Armstrong Flooring Announces Successful Bid for North


LANCASTER, Pa., July 10. 22, 2022 (GLOBE NEWSWIRE) — Armstrong Flooring, Inc. (OTC: AFIIQ), a leader in the design and manufacture of innovative flooring solutions (“Armstrong Flooring” or “the Company”), today announced that it has entered into a binding asset purchase agreement with a consortium of buyers consisting of AHF, LLC and Gordon Brothers, pursuant to which these buyers will acquire substantially all of the North American assets of Armstrong Flooring Inc. for $107 million in cash and the assumption of specified assumed liabilities. This binding asset purchase agreement was the culmination of the company’s Chapter 11 auction process for its North American assets.

The auctions for the sale of the company’s Chinese and Australian operations have not yet been formally concluded, but we expect to conclude them in the short term. The Company has received firm offers to acquire each of the Chinese and Australian businesses and will sign definitive purchase agreements for these transactions upon the close of the auction. Chinese and Australian businesses will continue to operate as usual and operations will not be affected by Chapter 11 cases.

The AHF and Gordon Brothers consortium would acquire nearly all of the North American assets. AHF plans to continue operating the Lancaster, Kankakee and Beech Creek sites, and the company will pursue an orderly liquidation of its Jackson and Stillwater sites on July 15, 2022. Pending the completion of the sale of its North American assets, which is scheduled for July. Effective February 22, 2022, Armstrong Flooring will continue to operate as usual in all North American geographies and remains committed to its customers and other stakeholders.

The proposed transactions are the result of a court-supervised auction that commenced on June 27, 2022 in which the AHF consortium and Gordon Brothers bid was the only binding bid received for substantially all of the northern assets. -Americans. The proposed transactions are subject to bankruptcy court approval, as well as regulatory approvals and customary closing conditions.

“We have worked hard to execute a sale that is effective and maximizes company value while keeping the best interests of our valued stakeholders at the forefront of everything we do. In light of the agreement we reached with AHF and Gordon Brothers, and the agreements we are about to sign with buyers from Chinese and North American companies after the completion of the auction, Armstrong Flooring is now one step closer to achieving this goal, ” said Michel Vermette, President and Chief Executive Officer. “We hoped to find a buyer for the entire activity and avoid any closure of our facilities; however, based on the options available to us, we believe this is the best way forward for our business. This reflects the support of our ABL lenders, creditors and other key stakeholders, and has been approved by our Board of Directors. Although no e cannot speak for the proposed buyers, we are encouraged that they see the company’s potential in the markets we serve and understand the role our people play in driving the business forward. »

The proposed North American sale transaction will be heard in a hearing in the United States Bankruptcy Court, currently scheduled for July 12, 2022, and the sale transactions for our Chinese and Australian businesses will also be heard at that time. there, provided the auction is closed on time.

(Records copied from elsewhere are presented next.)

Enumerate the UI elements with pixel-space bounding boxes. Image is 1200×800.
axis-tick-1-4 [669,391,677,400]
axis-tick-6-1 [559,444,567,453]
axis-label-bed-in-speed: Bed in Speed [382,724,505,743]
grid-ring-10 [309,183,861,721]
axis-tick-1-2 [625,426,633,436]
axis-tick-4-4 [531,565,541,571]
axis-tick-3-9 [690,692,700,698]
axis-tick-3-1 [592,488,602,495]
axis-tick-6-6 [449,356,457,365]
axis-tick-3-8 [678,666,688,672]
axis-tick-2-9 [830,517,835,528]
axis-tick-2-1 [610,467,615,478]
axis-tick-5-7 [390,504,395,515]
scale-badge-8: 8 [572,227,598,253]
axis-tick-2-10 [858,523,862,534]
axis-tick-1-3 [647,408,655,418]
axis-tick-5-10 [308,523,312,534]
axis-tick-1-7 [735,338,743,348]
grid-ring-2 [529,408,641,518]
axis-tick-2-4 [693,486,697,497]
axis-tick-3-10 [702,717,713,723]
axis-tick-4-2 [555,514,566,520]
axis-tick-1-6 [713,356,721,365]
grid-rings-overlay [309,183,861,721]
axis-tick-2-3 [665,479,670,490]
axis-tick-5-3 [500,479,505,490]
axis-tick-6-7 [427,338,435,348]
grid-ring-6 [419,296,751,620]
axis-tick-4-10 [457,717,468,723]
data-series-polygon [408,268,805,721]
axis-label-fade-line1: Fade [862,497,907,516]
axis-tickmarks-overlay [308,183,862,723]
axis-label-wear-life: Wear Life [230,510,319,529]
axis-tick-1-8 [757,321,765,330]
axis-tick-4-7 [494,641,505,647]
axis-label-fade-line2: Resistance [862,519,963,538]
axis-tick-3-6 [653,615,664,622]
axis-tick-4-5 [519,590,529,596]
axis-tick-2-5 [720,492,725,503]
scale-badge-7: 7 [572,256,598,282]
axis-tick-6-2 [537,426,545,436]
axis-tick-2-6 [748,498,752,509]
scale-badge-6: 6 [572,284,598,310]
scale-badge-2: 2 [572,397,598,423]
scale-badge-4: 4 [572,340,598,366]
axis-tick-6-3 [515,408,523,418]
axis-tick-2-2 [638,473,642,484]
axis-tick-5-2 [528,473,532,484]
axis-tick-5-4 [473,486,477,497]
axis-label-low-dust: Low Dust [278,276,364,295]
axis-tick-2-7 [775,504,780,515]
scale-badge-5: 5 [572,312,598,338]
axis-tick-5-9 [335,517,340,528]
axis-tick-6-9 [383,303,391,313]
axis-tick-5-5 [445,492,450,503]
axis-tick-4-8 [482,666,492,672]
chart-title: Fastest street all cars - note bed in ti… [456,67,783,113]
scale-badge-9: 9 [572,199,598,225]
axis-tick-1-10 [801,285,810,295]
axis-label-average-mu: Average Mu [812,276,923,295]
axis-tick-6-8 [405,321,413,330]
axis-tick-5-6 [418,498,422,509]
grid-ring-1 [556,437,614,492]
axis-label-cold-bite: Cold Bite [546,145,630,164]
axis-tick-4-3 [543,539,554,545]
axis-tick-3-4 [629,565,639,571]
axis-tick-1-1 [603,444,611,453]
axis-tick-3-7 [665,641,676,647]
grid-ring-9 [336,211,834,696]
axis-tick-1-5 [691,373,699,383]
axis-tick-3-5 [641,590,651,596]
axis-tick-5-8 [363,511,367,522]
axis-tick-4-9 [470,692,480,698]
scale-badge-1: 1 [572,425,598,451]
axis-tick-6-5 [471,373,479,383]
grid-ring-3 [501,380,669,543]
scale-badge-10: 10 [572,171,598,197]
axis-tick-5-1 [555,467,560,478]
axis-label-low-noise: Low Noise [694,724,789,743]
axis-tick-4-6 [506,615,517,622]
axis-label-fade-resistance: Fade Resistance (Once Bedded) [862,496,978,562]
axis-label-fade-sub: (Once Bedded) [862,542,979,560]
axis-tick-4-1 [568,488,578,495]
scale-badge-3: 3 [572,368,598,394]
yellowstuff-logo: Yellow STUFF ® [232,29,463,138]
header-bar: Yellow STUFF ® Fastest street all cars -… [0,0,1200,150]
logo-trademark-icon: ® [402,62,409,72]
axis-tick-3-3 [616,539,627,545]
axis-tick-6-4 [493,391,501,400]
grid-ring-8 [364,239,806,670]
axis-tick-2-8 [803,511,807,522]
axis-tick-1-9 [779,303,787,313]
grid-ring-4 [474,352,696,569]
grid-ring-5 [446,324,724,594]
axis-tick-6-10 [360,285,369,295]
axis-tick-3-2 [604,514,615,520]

The company is working alongside its DIP lenders to allow Armstrong Flooring to continue operations while buyers finalize all details and close sales transactions.

About Armstrong Flooring

Armstrong Flooring, Inc. is a global leader in the design and manufacture of innovative flooring solutions that inspire beauty anywhere. Headquartered in Lancaster, Pennsylvania, Armstrong Flooring continually builds on its 150-year-old resilient heritage by fulfilling its mission to create a stronger future for its customers through adaptive and inventive solutions. The company safely and responsibly operates seven manufacturing facilities around the world, striving to provide the highest levels of service, quality and innovation to ensure it remains as strong and vital as its legacy of 150 years. To learn more, visit

Forward-Looking Statements and Cautions

The information in this release and in our other public documents and comments contains forward-looking statements within the meaning of the Private Securities Litigation Reform Act of 1995, including, without limitation, statements regarding proposed asset sales and judicial approval, provide our future expectations or forecasts and can be identified by our use of words such as “anticipate”, “estimate”, “expect”, “project”, “intend”, “plan”, ” believe”, “outlook”, “target”, “predict”, “may”, “will”, “could”, “could”, “should”, “seek” and other words or expressions of similar meaning in connection with any discussion of future operational or financial performance. Forward-looking statements, by their nature, deal with uncertain matters and involve risks because they relate to events and depend on circumstances that may or may not occur in the future. Therefore, our actual results may differ materially from our expected results and from those expressed in our forward-looking statements. A more detailed discussion of the risks and uncertainties that could cause our actual results to differ materially from those projected, anticipated or implied is included in our reports filed with the United States Securities and Exchange Commission. Forward-looking statements speak only as of the date they are made. We undertake no obligation to update forward-looking statements beyond what is required under applicable securities laws.